Description

Awesome Nightfall: The Life, Times, and Poetry of Saigyo captures the power of Saigyo's poetry and this previously overlooked poet's keen insight into the social and political world of medieval Japan. It also offers a fascinating look into the world of Japanese Buddhism prior to the wholesale influence of Zen.

About the author(s)

William R. LaFleur received his PhD from the University of Chicago, where he studied with Joseph Kitagawa and Mircea Eliade. Over the course of his career, LaFleur taught at Princeton University, UCLA, Sophia University, Tokyo, and at the University of Pennsylvania, where he was the E. Dale Saunders Professor of Japanese Studies. In addition to his work on Buddhist cosmology and the "mind" of medieval Japan, he was a gifted translator and interpreter of poetry and published two volumes on the medieval monk-poet Saigyo. He was deeply interested in Zen, especially as a resource for contemporary thought. He wrote and edited several books and essays, introducing to Western readers the work of the thirteenth-century Zen master Dogen, the Kyoto-school figure Masao Abe, and the twentieth-century philosopher and cultural historian Watsuji Tetsuro. In 1989, he became the first non-Japanese to win the Watsuji Tetsuro Cultural Prize. In his later career, while continuing to study medieval Japanese religion and literature, he produced pioneering studies of Japanese bioethics, highlighting contrasts with Western approaches to such issues as abortion, organ transplants, and medical definitions of death. Altogether, he wrote or edited nine books. He passed away in 2010.

Reviews

"On anyone's list, Saigyo ranks among Japan's best poets. With Hitomaro and Basho, he has long been one of the poets most loved by the Japanese. (Basho viewed Saigyo as a model for his life as a recluse, a monk, and a poet traveler.) A master of many styles of poetry, Saigyo was [also] a pioneer in a new style, presenting a rich, darkly imagistic field with symbolic overtones. [. . . ] This new volume by LaFleur adds 43 new translations to the almost 200 previously published in his earlier Mirror for the Moon and provides a greatly expanded 70-page introduction to Saigyo's life and times that provides an invaluable framework for interpretation. [. . .] LaFleur's appealing contemporary English versions convey Saigyo's relatively informal voice and diction, and his long involvement with the poems is evident both in his translations and his commentary. This attractive new volume presents a more substantial overview of Saigyo's life and times than has been undertaken in any of the earlier English-language translations. Decades of scholarly and personal engagement with Saigyo's writings make LaFleur a reliable guide to the literary modes, techniques, and values that inform Saigyo's poetry. Many of the translations here are not only immediately appealing but reward reflection and re-reading."
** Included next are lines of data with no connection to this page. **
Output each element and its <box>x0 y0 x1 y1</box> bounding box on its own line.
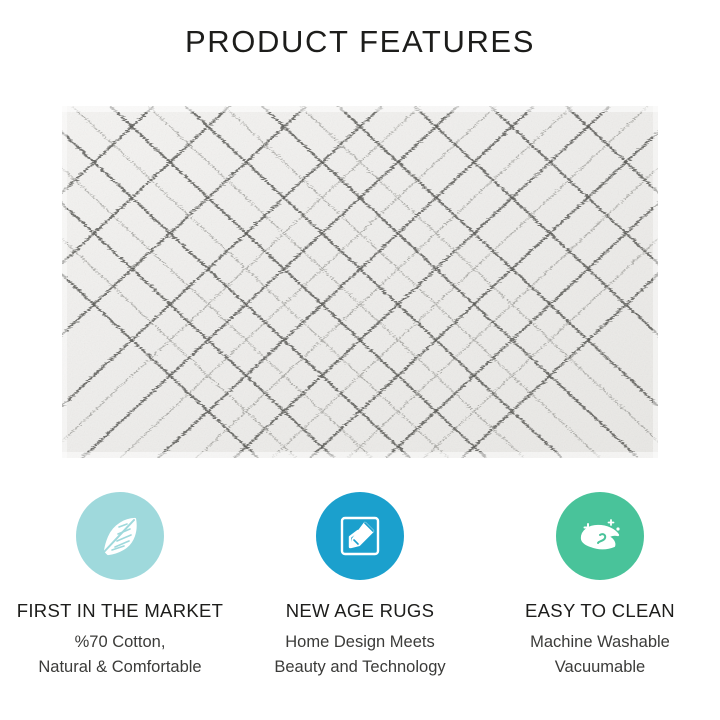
feather-icon <box>94 510 146 562</box>
feature-badge-3 <box>556 492 644 580</box>
feature-desc-3-line-1: Machine Washable <box>530 630 670 655</box>
feature-desc-1: %70 Cotton, Natural & Comfortable <box>38 630 201 680</box>
feature-badge-2 <box>316 492 404 580</box>
feature-desc-2-line-1: Home Design Meets <box>274 630 445 655</box>
product-features-page: PRODUCT FEATURES <box>0 0 720 720</box>
feature-desc-1-line-2: Natural & Comfortable <box>38 655 201 680</box>
feature-item-first-in-the-market: FIRST IN THE MARKET %70 Cotton, Natural … <box>0 492 240 680</box>
feature-desc-3: Machine Washable Vacuumable <box>530 630 670 680</box>
feature-title-3: EASY TO CLEAN <box>525 600 675 622</box>
feature-item-new-age-rugs: NEW AGE RUGS Home Design Meets Beauty an… <box>240 492 480 680</box>
feature-desc-3-line-2: Vacuumable <box>530 655 670 680</box>
washing-sparkle-icon <box>573 509 627 563</box>
feature-title-1: FIRST IN THE MARKET <box>17 600 223 622</box>
features-row: FIRST IN THE MARKET %70 Cotton, Natural … <box>0 492 720 680</box>
feature-item-easy-to-clean: EASY TO CLEAN Machine Washable Vacuumabl… <box>480 492 720 680</box>
feature-desc-1-line-1: %70 Cotton, <box>38 630 201 655</box>
feature-desc-2: Home Design Meets Beauty and Technology <box>274 630 445 680</box>
page-title: PRODUCT FEATURES <box>0 24 720 60</box>
feature-desc-2-line-2: Beauty and Technology <box>274 655 445 680</box>
product-image <box>62 106 658 458</box>
feature-badge-1 <box>76 492 164 580</box>
design-pen-ruler-icon <box>335 511 385 561</box>
rug-pattern-graphic <box>62 106 658 458</box>
feature-title-2: NEW AGE RUGS <box>286 600 435 622</box>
"One of the most extraordinary new books currently in release is William R. LaFleur's Awesome Nightfall: The Life, Times, and Poetry of Saigyo. This fascinating work is equal parts biography. History, poetry, and even mystery as it traces the life and mind of an elusive and complex figure in Japanese culture...This book is one of the rare works that leaves the reader overflowing with satisfaction in knowing something important and wonderful was achieved in the trip through its pages."

"In 1140, Saigyo cast off his warrior past and entered his poetic and priestly vocation. Attached to no monastery, he roamed Japan, engaging in religious austerities and honing his skills. William R. LaFleur's Awesome Nightfall offers us a more complex, more human Saigyo--reclusive, yes, but still a very close observer of his times, viewing the enveloping darkness from the heights 'where none can view me / but I can review all things.'"

"This remarkable life and poetry of Saigyo is essential reading: essential to understanding Japanese literary tradition, and essential to understanding the role of Japan's most influential poet in the history of its Buddhism. Saigyo found beauty in the temporality of things and identified with ordinary villagers throughout his famous journeys, writing poems that remain as elegant, perceptive and moving today as they were a thousand years ago. William R. LaFleur presents a striking portrait of the man and his work. His scholarship and artistry are commendable. Awesome Nightfall is a classic."